Suggestions have been made as to how carried interest arrangements for more junior employees could be placed in a structure that is acceptable to regulators and offers clarity to the industry. One is to plug existing carried interest plans into employee stock ownership plans (ESOP). Participants would be taxed based on the value of carried interest units when they receive them. For those who join early, valuations would be low because at that point no one knows how much return is likely to be generated. Once the investment period begins, the value of these rights would rise.
"When granted the carried interest unit, an investment professional offers tax based on the fair market value of the unit at the time. It will be on the low side because the fund has not made any investments. Any subsequent distribution from the carried interest unit would be considered personal investment, because tax was paid when the unit was granted," Deloitte's Lau explains.
Best-case scenario?
A climb-down on DIPN 51 is seen as unlikely but most advisors are hopeful of some kind of compromise solution. This doesn't necessarily mean further guidance is required, rather that the IRD does not enforce as aggressively as the document suggests it might. According to several industry participants, the rhetoric is already being dialed back, with the IRD saying it will prioritize cases in which managers are abusing the system by reclassifying management fees as carried interest in order to avoid tax. However, criteria for such actions are unknown.
"I am not confident we will get any further guidance on this issue and some are questioning whether we need it. If we continue to push for further guidance we may not be happy with the guidance we receive," says Darren Bowdern, a Hong Kong-based tax partner with KPMG. "We don't want to see anything that might really jeopardize the funds industry and make Hong Kong less competitive vis-à-vis Singapore."

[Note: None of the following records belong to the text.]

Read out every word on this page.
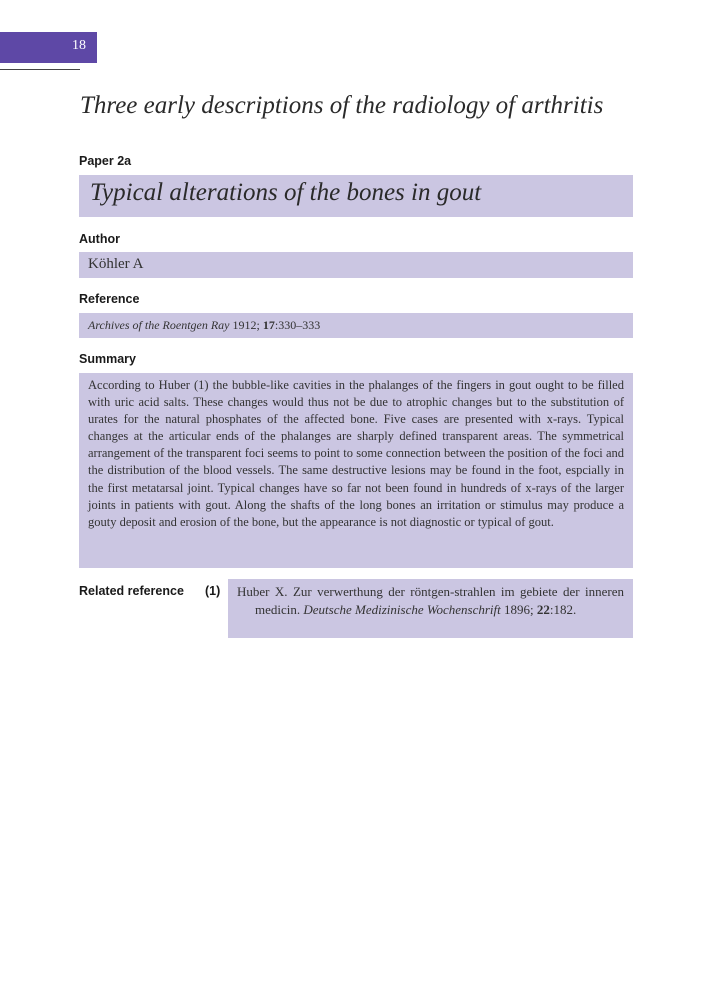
18
Three early descriptions of the radiology of arthritis
Paper 2a
Typical alterations of the bones in gout
Author
Köhler A
Reference
Archives of the Roentgen Ray 1912; 17:330–333
Summary

According to Huber (1) the bubble-like cavities in the phalanges of the fingers in gout ought to be filled with uric acid salts. These changes would thus not be due to atrophic changes but to the substitution of urates for the natural phosphates of the affected bone. Five cases are presented with x-rays. Typical changes at the articular ends of the phalanges are sharply defined transparent areas. The symmetrical arrangement of the transparent foci seems to point to some connection between the position of the foci and the distribution of the blood vessels. The same destructive lesions may be found in the foot, espcially in the first metatarsal joint. Typical changes have so far not been found in hundreds of x-rays of the larger joints in patients with gout. Along the shafts of the long bones an irritation or stimulus may produce a gouty deposit and erosion of the bone, but the appearance is not diagnostic or typical of gout.

Related reference (1) Huber X. Zur verwerthung der röntgen-strahlen im gebiete der inneren medicin. Deutsche Medizinische Wochenschrift 1896; 22:182.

Any debate about policy uncertainty in Hong Kong inevitably turns to Singapore - which at present does not tax carried interest, although no definitive statement has been released on the issue - and the chances of PE firms relocated their staff from the former to the latter. While there might be some leakage, the consensus view is that Hong Kong still has enough to recommend itself in terms of geography and human capital.
However, the situation does not inspire confidence in Hong Kong's professed ambition to create a domestic funds industry. It asks questions of the regulatory and political will to make the changes to the limited partnership legislation and accompanying onshore exemption required to make the system work. Moreover, in seeking to re-characterize carried interest as management fees, the territory has deviated from the international norm.
"The question is whether or not this is a good idea in terms of the image that Hong Kong is trying to present," adds Shearman & Sterling's Chen.